グレン達は避けるのに必死で満足に反撃する機会さえない。
「くそ、このままじゃ力尽きる!」
「策はある」
ブラウンがグレンに近づきながら言う。
「策って、こんなやつどうやったって倒せねえよ!」
「倒すんじゃない、封印するんだ」
「封印?」
「ああ、その為にはグレン、お前には囮になってもらうぞ」
「はぁ、まじかよ。
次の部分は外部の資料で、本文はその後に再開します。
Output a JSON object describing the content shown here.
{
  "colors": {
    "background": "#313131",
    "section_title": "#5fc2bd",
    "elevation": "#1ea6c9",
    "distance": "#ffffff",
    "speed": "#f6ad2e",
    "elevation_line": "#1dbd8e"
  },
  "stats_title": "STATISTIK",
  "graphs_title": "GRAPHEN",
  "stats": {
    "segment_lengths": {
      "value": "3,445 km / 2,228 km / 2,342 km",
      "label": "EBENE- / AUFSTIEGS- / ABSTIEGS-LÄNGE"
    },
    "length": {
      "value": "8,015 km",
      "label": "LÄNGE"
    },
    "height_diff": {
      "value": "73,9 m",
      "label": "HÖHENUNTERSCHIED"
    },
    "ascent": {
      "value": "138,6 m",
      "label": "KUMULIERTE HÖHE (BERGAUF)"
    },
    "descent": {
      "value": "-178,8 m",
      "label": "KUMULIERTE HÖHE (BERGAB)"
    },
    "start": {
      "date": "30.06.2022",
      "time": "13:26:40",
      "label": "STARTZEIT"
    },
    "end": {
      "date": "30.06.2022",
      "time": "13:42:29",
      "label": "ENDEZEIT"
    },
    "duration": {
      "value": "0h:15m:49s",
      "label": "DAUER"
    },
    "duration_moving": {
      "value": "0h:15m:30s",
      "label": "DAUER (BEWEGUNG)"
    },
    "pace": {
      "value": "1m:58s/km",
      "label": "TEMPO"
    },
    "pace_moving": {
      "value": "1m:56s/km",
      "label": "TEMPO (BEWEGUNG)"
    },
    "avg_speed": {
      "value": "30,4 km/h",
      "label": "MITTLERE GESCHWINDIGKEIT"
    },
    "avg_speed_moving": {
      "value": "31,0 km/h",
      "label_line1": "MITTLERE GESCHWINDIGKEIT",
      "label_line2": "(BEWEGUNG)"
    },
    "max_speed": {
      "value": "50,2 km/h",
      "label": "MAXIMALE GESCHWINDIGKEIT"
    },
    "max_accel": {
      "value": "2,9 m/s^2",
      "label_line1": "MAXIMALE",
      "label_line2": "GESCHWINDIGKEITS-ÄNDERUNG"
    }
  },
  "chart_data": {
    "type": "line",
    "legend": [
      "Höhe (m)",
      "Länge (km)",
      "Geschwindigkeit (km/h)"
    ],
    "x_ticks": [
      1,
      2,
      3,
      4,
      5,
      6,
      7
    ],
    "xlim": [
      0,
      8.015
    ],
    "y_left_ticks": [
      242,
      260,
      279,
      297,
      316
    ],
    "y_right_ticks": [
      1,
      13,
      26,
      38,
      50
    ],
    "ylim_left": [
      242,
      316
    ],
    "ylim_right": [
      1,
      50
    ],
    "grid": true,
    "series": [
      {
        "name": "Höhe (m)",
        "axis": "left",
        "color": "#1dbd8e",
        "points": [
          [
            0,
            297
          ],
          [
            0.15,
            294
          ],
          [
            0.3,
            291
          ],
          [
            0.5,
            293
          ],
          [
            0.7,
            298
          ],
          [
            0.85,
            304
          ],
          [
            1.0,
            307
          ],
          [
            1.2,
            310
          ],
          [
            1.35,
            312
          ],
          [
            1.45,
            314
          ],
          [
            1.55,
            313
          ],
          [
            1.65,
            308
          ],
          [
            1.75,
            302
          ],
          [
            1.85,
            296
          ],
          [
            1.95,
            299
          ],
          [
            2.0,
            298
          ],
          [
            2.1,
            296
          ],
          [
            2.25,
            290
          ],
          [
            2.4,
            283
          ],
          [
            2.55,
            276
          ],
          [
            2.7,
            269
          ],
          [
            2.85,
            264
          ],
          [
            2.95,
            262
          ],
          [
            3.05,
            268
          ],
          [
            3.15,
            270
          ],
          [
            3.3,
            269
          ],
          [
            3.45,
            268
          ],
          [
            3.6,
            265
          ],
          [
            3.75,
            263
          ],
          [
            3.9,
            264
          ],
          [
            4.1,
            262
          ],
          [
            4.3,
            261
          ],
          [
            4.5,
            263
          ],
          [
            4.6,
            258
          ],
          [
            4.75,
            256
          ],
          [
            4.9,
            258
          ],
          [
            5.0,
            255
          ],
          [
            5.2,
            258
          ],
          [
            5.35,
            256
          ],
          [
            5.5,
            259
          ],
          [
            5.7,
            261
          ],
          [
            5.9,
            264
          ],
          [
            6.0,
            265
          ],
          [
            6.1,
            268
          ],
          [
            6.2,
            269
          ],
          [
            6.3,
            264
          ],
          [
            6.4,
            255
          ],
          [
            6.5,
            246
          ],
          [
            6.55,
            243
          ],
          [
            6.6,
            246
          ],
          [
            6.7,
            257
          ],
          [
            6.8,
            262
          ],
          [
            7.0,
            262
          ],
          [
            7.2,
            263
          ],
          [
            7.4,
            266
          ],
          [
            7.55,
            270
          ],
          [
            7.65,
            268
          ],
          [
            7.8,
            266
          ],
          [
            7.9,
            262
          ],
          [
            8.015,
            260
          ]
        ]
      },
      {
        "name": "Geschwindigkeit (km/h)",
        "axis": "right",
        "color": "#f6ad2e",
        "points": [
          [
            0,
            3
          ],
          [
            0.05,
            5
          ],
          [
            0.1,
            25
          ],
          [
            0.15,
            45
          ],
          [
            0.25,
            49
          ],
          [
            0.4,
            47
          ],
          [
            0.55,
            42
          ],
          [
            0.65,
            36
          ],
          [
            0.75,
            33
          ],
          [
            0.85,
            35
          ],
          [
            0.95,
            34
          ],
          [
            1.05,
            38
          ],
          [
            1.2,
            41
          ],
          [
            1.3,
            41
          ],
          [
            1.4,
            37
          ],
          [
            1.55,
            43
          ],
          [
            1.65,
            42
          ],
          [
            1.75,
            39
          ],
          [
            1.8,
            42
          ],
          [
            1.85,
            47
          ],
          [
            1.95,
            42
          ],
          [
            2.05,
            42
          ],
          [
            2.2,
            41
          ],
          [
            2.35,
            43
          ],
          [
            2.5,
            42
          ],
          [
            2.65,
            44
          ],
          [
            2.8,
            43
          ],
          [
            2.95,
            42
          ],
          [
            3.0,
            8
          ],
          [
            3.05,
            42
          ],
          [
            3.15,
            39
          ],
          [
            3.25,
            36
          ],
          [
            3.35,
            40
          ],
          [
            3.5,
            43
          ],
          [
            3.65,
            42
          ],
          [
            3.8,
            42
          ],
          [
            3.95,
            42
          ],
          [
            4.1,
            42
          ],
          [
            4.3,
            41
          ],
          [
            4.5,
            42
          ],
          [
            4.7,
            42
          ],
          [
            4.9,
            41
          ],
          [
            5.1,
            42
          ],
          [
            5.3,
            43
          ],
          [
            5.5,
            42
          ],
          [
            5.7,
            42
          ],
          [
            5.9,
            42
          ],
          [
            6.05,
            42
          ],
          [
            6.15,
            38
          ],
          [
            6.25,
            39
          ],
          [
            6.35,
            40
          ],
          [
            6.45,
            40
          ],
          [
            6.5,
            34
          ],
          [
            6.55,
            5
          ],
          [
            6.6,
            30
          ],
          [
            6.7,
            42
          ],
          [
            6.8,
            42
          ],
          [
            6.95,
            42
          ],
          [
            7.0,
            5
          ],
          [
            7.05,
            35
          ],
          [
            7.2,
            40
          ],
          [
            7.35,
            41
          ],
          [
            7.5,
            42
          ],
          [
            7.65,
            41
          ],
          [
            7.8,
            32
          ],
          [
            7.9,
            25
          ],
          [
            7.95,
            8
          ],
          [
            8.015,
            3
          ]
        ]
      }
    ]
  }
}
まあそれ以外に無いならやるけどよ」
「後どのくらい抑えれる?」
「今でもかなりきついんだよ、だけどこの力を上手く利用する」
「なるほど、踏ん張れよ」
グレンが跳躍してグリムの体の上に乗る。
その体から触手が生えてグレンを襲う。
「さあ、上手く捕まえられるかな?」
グレンは襲いかかってきた触手を捌く、グリムは胴体をひねりグレンを落とそうとするがグレンは飛び回って振り落とされまいとする。
「まずは一撃!」
グリムの腹が足元に来たときにグレンは剣で足元を突き刺す、突き刺した部分からは煙が出てくる。
「このまま……、わっ!!」
剣で足元を切り裂こうとしたがグリムがひねっていた胴体を元に戻す。
「危ねぇ……」
グレンはなんとか剣から手を話してジャンプする事でグリムの上からは振り落とされなかった。
「ええと、武器武器……」
触手が生えてグレンを狙う。
「ちょっと待てって!!」
触手をかわしながらグレンは目当ての物を取り出す。
「確かまだ実弾は入ってなかったな」
実弾を込める。
「よし、もう良いぜ」
触手は次から次にグレンを襲うが、
「炎魔【ファイヤーニードル】」
銃口より炎の刺となった弾丸が放たれる。
「ヒルダ!あの弾に憑依しろ!」
グレンの指示通りヒルダが飛び出し弾丸に憑依する。
そして弾丸は通常ではあり得ない軌道で飛び回り触手を焼いて行った。